I’m back from viewing wilderness and… well, from the deep reaches of love. About which you will hear not hear me make a sound, since love has a bower bird’s instinct for building the most elaborate nests to hide its secrets in. …

Instead, I’m going back to where I left off – that is, with boredom’s fit into the system of wants and ‘needs’. A fit that that comes, in Kant, with a scenario that seems to haunt not just the grand seigneurs, but all of art as well. To repeat the last graf of my last post:

“The division between the game as a whole – which is played for the sake of being played – and the different moments of the game, the hands – which are played to be won – gives us, then, an activity that isn’t ‘serious’ – and yet one that fools boredom, playing its own game in the margins.”

Recognize, here, purposiveness without a purpose - wrenched from its place in aesthetics - and taking on another form in the world formed when the chief motivation is not need, but the lack of need – that is, escaping boredom’s mysterious pain. Thus, the gambler plays each hand to win, and plays ultimately to play.
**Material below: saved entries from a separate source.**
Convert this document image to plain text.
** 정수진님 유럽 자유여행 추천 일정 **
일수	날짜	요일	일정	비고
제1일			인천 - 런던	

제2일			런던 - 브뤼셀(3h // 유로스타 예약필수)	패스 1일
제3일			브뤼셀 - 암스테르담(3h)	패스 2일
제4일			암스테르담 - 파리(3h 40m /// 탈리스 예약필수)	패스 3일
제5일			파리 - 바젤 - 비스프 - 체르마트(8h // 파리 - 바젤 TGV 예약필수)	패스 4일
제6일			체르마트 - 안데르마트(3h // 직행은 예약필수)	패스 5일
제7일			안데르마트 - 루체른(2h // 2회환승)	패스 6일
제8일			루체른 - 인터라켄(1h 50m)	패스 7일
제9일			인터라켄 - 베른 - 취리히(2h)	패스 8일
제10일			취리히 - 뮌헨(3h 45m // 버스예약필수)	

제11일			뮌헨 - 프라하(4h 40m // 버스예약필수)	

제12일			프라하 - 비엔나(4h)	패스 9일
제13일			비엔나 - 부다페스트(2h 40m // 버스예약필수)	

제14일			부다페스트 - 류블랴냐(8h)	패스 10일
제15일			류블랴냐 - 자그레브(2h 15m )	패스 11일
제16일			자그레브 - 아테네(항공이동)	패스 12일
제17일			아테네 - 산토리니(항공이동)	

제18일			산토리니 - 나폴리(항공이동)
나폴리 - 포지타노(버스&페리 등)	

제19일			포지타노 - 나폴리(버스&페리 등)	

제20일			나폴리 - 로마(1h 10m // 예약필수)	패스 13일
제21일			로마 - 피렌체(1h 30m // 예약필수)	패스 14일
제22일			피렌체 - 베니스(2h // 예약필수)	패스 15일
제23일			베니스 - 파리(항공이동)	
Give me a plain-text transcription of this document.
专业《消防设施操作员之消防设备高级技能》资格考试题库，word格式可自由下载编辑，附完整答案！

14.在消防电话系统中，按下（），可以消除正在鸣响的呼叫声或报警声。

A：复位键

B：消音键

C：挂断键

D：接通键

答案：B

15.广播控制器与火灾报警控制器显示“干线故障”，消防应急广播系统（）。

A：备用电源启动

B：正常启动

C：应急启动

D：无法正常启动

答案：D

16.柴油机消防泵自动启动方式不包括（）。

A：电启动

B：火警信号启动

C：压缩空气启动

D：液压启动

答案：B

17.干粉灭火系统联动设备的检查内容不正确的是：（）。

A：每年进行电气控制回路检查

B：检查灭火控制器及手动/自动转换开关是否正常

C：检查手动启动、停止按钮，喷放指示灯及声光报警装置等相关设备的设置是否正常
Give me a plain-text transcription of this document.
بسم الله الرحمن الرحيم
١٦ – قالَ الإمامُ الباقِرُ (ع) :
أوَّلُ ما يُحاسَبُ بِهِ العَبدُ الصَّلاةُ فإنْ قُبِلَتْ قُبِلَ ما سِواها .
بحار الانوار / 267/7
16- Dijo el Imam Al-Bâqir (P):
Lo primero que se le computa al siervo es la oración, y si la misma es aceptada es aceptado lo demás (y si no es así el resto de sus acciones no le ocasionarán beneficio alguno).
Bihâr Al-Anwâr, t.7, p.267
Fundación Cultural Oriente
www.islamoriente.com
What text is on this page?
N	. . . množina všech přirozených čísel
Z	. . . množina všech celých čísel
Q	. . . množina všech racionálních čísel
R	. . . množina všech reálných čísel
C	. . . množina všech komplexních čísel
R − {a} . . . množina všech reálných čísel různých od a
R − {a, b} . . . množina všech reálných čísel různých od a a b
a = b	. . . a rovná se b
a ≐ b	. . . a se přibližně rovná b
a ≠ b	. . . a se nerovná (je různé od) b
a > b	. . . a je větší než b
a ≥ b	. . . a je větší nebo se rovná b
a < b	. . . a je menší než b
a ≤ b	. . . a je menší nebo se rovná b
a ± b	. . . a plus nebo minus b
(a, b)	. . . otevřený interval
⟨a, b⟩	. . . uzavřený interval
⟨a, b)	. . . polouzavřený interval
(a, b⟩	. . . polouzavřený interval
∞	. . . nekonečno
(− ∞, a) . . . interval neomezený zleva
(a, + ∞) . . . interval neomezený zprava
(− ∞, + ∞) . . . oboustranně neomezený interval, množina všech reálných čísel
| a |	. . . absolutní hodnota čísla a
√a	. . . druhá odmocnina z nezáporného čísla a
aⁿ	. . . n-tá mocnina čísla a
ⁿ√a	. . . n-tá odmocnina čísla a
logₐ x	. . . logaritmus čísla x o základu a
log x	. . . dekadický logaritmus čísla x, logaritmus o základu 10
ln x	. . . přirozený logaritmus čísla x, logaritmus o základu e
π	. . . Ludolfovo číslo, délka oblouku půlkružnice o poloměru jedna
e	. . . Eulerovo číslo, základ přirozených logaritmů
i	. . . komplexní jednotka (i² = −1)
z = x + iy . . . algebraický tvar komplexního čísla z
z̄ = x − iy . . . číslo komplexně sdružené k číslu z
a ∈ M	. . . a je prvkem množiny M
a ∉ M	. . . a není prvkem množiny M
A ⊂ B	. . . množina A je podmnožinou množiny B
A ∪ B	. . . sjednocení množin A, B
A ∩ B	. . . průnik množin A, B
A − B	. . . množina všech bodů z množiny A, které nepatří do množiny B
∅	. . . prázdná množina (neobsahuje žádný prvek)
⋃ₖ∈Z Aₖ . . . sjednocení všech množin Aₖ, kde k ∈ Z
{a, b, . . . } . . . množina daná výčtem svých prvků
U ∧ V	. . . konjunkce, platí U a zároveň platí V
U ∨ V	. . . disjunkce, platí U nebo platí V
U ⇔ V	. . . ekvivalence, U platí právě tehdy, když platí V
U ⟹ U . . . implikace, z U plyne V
Kant was never such an example of cosmopolitanism as in the fact that he never traveled anywhere – like Deleuze’s nomad, he achieved a perfectly stationary position in which everywhere threw itself on the floor before him. Surely, then, he knew of the casinos of Venice and the mad English mania for betting on anything, and knew that many would disagree – many would claim that the whole point was to win a fortune.

But perhaps Kant caught the dry cough in the shuffle of the cards that announces the death instinct at its perpetual repetitions.

2 comments:

Bruce said...

Did Kant read Pascal?

Roger Gathmann said...

good question. In the Anthropologie, Kant, warns about following too consciously the 'inner history of the involuntary course of one's thoughts and feelings' - because this is "the straight way, to fall into the mental confusion of the notably highly gifted and, without our wanting to, in regard to who knows from what source's influencing forces, into illuminationism or terrorism. Then all unawares we make here supposed discoveries about what we carry around inside us, like a Bourignon with his flattering, or a Pascal with his terrifying and fearful ideas, in which case even a otherwise fine mind, Albrecht Haller, got to the point, with his long undertaken but also often interrupted Diary of his mental state, of finally asking a famous theologian, his colleague Dr. Less, whether he could not in his broad reserve of divine learning be able to find comfort for his fearful soul." 444.